Visiting Seattle last weekend, it was impossible not to notice that its streets are absolutely covered in sharrows. “It’s almost like they polluted the streets with them,” said Tom Fucoloro, proprietor of the Seattle Bike Blog, who took me on a walk through the city’s Central District, pointing out its transportation features.
A “sharrow” — the word is an amalgamation of “arrow” and “share the road” — is a larger-than-life thermoplastic symbol of a bicycle topped by two chevrons pointing the way forward. More technically known as “shared lane markings,” they’re intended to remind two-wheeled and four-wheeled road users alike to share with each other, and also to encourage people on bikes to take the lane when it’s too narrow to ride side-by-side with car traffic.

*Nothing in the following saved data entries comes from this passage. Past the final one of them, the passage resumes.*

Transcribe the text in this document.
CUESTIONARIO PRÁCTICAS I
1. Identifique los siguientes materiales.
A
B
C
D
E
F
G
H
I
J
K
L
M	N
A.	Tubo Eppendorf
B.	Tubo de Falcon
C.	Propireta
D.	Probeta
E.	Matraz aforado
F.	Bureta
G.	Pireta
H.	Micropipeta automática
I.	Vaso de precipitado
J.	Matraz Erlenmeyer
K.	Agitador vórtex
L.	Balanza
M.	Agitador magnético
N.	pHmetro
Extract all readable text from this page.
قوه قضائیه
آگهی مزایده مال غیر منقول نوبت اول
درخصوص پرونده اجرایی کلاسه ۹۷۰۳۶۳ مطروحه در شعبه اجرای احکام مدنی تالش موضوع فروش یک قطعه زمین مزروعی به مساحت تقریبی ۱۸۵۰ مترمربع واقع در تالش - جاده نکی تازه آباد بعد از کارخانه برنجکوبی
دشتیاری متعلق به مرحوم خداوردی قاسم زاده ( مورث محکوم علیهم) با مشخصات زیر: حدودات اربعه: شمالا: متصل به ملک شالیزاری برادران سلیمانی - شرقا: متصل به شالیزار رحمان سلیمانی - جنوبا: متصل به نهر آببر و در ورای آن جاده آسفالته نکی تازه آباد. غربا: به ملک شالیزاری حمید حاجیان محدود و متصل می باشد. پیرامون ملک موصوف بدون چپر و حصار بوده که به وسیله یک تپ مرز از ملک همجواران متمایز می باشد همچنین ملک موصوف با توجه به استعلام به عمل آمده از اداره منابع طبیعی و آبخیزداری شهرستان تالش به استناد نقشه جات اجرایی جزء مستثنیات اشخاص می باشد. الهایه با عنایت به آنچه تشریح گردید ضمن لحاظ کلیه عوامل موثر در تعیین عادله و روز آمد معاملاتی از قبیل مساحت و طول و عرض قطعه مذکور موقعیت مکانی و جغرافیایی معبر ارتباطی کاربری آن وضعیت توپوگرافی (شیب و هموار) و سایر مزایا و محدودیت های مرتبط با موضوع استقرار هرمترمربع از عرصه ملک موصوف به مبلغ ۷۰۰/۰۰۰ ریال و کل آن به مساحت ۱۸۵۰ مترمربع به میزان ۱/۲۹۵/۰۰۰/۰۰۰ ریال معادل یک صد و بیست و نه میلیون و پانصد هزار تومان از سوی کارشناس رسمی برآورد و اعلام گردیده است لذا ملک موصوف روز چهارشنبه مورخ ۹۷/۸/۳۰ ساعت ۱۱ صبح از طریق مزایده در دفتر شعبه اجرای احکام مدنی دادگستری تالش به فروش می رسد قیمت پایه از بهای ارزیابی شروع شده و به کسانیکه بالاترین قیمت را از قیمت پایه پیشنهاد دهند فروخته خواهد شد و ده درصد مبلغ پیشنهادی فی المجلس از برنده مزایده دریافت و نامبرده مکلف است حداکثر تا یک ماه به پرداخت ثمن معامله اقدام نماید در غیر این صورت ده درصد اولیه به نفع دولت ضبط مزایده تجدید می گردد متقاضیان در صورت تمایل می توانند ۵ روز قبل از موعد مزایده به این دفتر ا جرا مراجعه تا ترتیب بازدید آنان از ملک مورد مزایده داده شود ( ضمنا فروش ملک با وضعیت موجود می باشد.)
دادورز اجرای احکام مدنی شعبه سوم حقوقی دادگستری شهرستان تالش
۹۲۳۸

Sharrows have been increasing in popularity nationwide, and got a boost in 2009 when they were officially entered into the federal transportation engineering canon. Seattle got a head start, writing them into its 2007 Bike Master Plan. Other cities began earlier, but I’ve never seen such a profusion as in the Emerald City.
Like many experts on transportation bicycling, Fucoloro wasn’t enthusiastic about them. Sharrows are spread so indiscriminately on Seattle streets, he said, that “they mean nothing now.” He has noticed that there seems to be “slightly less aggression” from drivers when they’re in place. “But does that mean all the streets without sharrows are worse?”